Uniform SEI design via Solvent Competitions for Stable Anode‐Free Zinc Batteries

Abstract Solid electrolyte interphase (SEI) with high uniformness is one of the essential approaches to improving the electrochemical performance of anode‐free zinc metal batteries. However, nonuniform solvation concentration and distribution at the interface lead to random SEI nucleation and uncontrolled growth, resulting in a low‐quality SEI morphology that thereby compromising the calendar life of the batteries. Herein, a uniform SEI is constructed through a strongly solvent‐weakly solvent competition strategy.
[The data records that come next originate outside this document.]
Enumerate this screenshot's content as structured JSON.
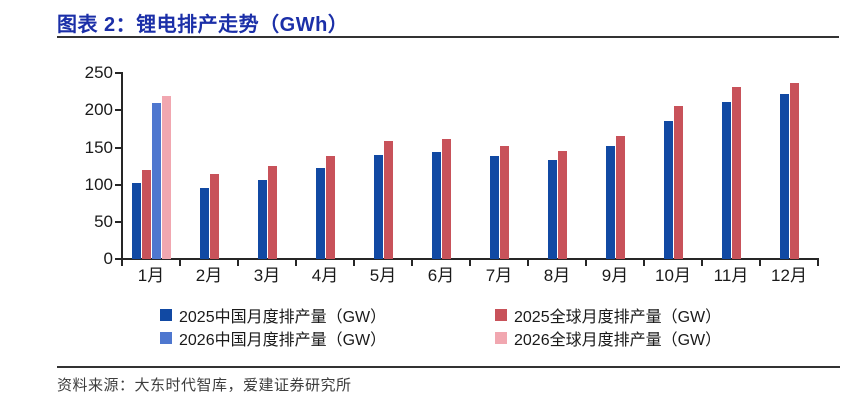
{
  "header": {
    "title": "图表 2：锂电排产走势（GWh）"
  },
  "colors": {
    "title_blue": "#1B2FA8",
    "axis": "#262626",
    "rule": "#333333",
    "cn_2025": "#1149A3",
    "global_2025": "#C8525A",
    "cn_2026": "#4E77CF",
    "global_2026": "#F1A7B0"
  },
  "chart_data": {
    "type": "bar",
    "title": "锂电排产走势（GWh）",
    "categories": [
      "1月",
      "2月",
      "3月",
      "4月",
      "5月",
      "6月",
      "7月",
      "8月",
      "9月",
      "10月",
      "11月",
      "12月"
    ],
    "series": [
      {
        "name": "2025中国月度排产量（GW）",
        "color": "#1149A3",
        "values": [
          103,
          96,
          107,
          122,
          140,
          144,
          138,
          133,
          152,
          186,
          211,
          222
        ]
      },
      {
        "name": "2025全球月度排产量（GW）",
        "color": "#C8525A",
        "values": [
          120,
          115,
          125,
          139,
          159,
          161,
          152,
          145,
          165,
          206,
          231,
          237
        ]
      },
      {
        "name": "2026中国月度排产量（GW）",
        "color": "#4E77CF",
        "values": [
          210,
          null,
          null,
          null,
          null,
          null,
          null,
          null,
          null,
          null,
          null,
          null
        ]
      },
      {
        "name": "2026全球月度排产量（GW）",
        "color": "#F1A7B0",
        "values": [
          219,
          null,
          null,
          null,
          null,
          null,
          null,
          null,
          null,
          null,
          null,
          null
        ]
      }
    ],
    "ylim": [
      0,
      250
    ],
    "yticks": [
      0,
      50,
      100,
      150,
      200,
      250
    ],
    "grid": false,
    "legend_position": "bottom"
  },
  "legend": {
    "items": [
      {
        "label": "2025中国月度排产量（GW）",
        "color": "#1149A3"
      },
      {
        "label": "2025全球月度排产量（GW）",
        "color": "#C8525A"
      },
      {
        "label": "2026中国月度排产量（GW）",
        "color": "#4E77CF"
      },
      {
        "label": "2026全球月度排产量（GW）",
        "color": "#F1A7B0"
      }
    ]
  },
  "source": {
    "label": "资料来源：大东时代智库，爱建证券研究所"
  }
}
The underlying evolution mechanism is elucidated that electron‐withdrawing oxygen of the weakly solvent with the amino hydrogen of dimethoxyethylamine competing manipulation driven a structural transition from ring‐serrated configurations to expanded linear architectures. This forms high‐density, anion‐aggregated solvation clusters at the substrate interface, enabling uniform nucleation and 2D growth of SEI. The optimized SEI facilitates spatially homogeneous Zn‐ion flux, thereby obtaining highly ordered Zn deposition and avoiding dendrites, minimizing the accumulated consumption of active zinc during long cycling. The Zn||VO 2 ‐V 2 O 5 /NC cells achieve 13,000 stable cycles with limited zinc. The anode‐free zinc cells deliver exceptional cycle ability of 500 cycles with 99.82% average coulombic efficiency.